I know that the Olympics have only been going for a few days but one thing is becoming pretty clear to me. Australian sport aint what it used to be.
At work tonight we had the (supremely shitty) Channel 9 Olympic coverage on. Channels 9 have decided to fuck off all the interesting contests and sports to just focus on what the Australians are doing. Tonight we got a little bit of swimming, some kayaking, a few minutes of boxing, a nice helping of water polo and a proper drenching in the diving pool. The once mighty Australia got beaten in everything except the water polo where last time I checked we were winning against the water polo powerhouse that is Kazakhstan. It was some shameful shit. Our boxing hopeful was some Ginger Meggs look alike who took an absolute hiding from some Cuban kid. We were completely outclassed in the pool and the diving was wicked embarrassing to watch. When did Mexico becoming a stronger diving nation than us?
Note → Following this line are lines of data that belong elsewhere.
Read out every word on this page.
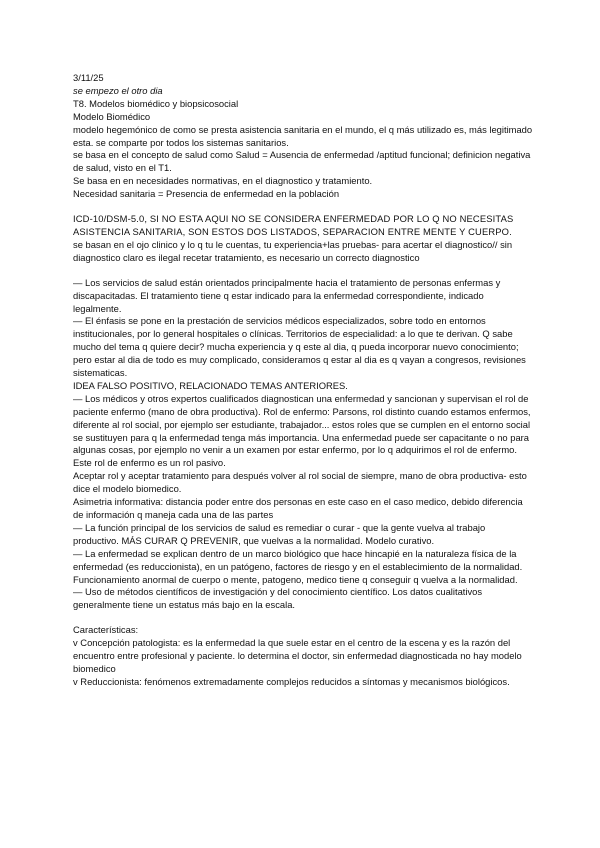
3/11/25

se empezo el otro dia

T8. Modelos biomédico y biopsicosocial

Modelo Biomédico

modelo hegemónico de como se presta asistencia sanitaria en el mundo, el q más utilizado es, más legitimado esta. se comparte por todos los sistemas sanitarios.

se basa en el concepto de salud como Salud = Ausencia de enfermedad /aptitud funcional; definicion negativa de salud, visto en el T1.

Se basa en en necesidades normativas, en el diagnostico y tratamiento.

Necesidad sanitaria = Presencia de enfermedad en la población

ICD-10/DSM-5.0, SI NO ESTA AQUI NO SE CONSIDERA ENFERMEDAD POR LO Q NO NECESITAS ASISTENCIA SANITARIA, SON ESTOS DOS LISTADOS, SEPARACION ENTRE MENTE Y CUERPO.

se basan en el ojo clinico y lo q tu le cuentas, tu experiencia+las pruebas- para acertar el diagnostico// sin diagnostico claro es ilegal recetar tratamiento, es necesario un correcto diagnostico

— Los servicios de salud están orientados principalmente hacia el tratamiento de personas enfermas y discapacitadas. El tratamiento tiene q estar indicado para la enfermedad correspondiente, indicado legalmente.

— El énfasis se pone en la prestación de servicios médicos especializados, sobre todo en entornos institucionales, por lo general hospitales o clínicas. Territorios de especialidad: a lo que te derivan. Q sabe mucho del tema q quiere decir? mucha experiencia y q este al dia, q pueda incorporar nuevo conocimiento; pero estar al dia de todo es muy complicado, consideramos q estar al dia es q vayan a congresos, revisiones sistematicas.

IDEA FALSO POSITIVO, RELACIONADO TEMAS ANTERIORES.

— Los médicos y otros expertos cualificados diagnostican una enfermedad y sancionan y supervisan el rol de paciente enfermo (mano de obra productiva). Rol de enfermo: Parsons, rol distinto cuando estamos enfermos, diferente al rol social, por ejemplo ser estudiante, trabajador... estos roles que se cumplen en el entorno social se sustituyen para q la enfermedad tenga más importancia. Una enfermedad puede ser capacitante o no para algunas cosas, por ejemplo no venir a un examen por estar enfermo, por lo q adquirimos el rol de enfermo. Este rol de enfermo es un rol pasivo.

Aceptar rol y aceptar tratamiento para después volver al rol social de siempre, mano de obra productiva- esto dice el modelo biomedico.

Asimetria informativa: distancia poder entre dos personas en este caso en el caso medico, debido diferencia de información q maneja cada una de las partes

— La función principal de los servicios de salud es remediar o curar - que la gente vuelva al trabajo productivo. MÁS CURAR Q PREVENIR, que vuelvas a la normalidad. Modelo curativo.

— La enfermedad se explican dentro de un marco biológico que hace hincapié en la naturaleza física de la enfermedad (es reduccionista), en un patógeno, factores de riesgo y en el establecimiento de la normalidad. Funcionamiento anormal de cuerpo o mente, patogeno, medico tiene q conseguir q vuelva a la normalidad.

— Uso de métodos científicos de investigación y del conocimiento científico. Los datos cualitativos generalmente tiene un estatus más bajo en la escala.

Características:

v Concepción patologista: es la enfermedad la que suele estar en el centro de la escena y es la razón del encuentro entre profesional y paciente. lo determina el doctor, sin enfermedad diagnosticada no hay modelo biomedico

v Reduccionista: fenómenos extremadamente complejos reducidos a síntomas y mecanismos biológicos.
Why is this happening? *
*Note: I have no idea about the world of diving but as an Australian who grew up in the land of plenty where we ate what we wanted and won everything all the time, I feel we should be better at synchronized diving than a country who are in the grips of a civil war between the army and a bunch of drug cartels. Just saying. That being said, I have seen Fun In Acapulco with Elvis Presley a few times and it turns out Mexico has some of the finest al fresco divers in the world, so what the hell do I know?
What really shat me off about 9’s coverage of The Games of the Thirtieth Olympiad was how much time they have dedicated to fucking equestrian. Apparently Australia were doing okay in it so the good clueless folk down at Channel 9 thought they would dedicate hours upon hours of air time towards a sport only rich white cunts like. Prince William and his sweet thang were in the fucking audience! Its good to know where your priorities lie 9. I understand you are all a bunch of rich, white, racist evil pieces of shit but please just for one hour play us some fucking gymnastics because equestrian is fucking BORING.
I do want to give massive props to China who seem to have prepared well for the event. It’s great how all the years of manufacturing perfect specimen in secret labs in the Himalayas then grooming them to excel in one thing for the rest of their lives has paid off. Is that what we did with Shane Warne? I really hope we did.
Speaking of Warnie, we suck at cricket too now. And rugby. We have Mark Webber and Casey Stoner but they drive things so they don’t count. We don’t have shit for sporting heroes these days but these things come and go like an ovarian cycle or the sound of an ice cream truck on a summers day. We had it for too good for too long and now we are just like everyone else. Shithouse. Someone in this country either needs to start winning something or we need to start a war with someone. Either way it cant go on for too long, people are gonna start getting upset.
Oh just one other thing, Black Caviar is a fucking horse. For people to get excited over a horse is mega retarded. If you have instigated more than three conversations with people about Black Caviar you are either a problem gambler or a moron of such epic proportions you should probably never talk or operate any basic machinery ever again. Peace.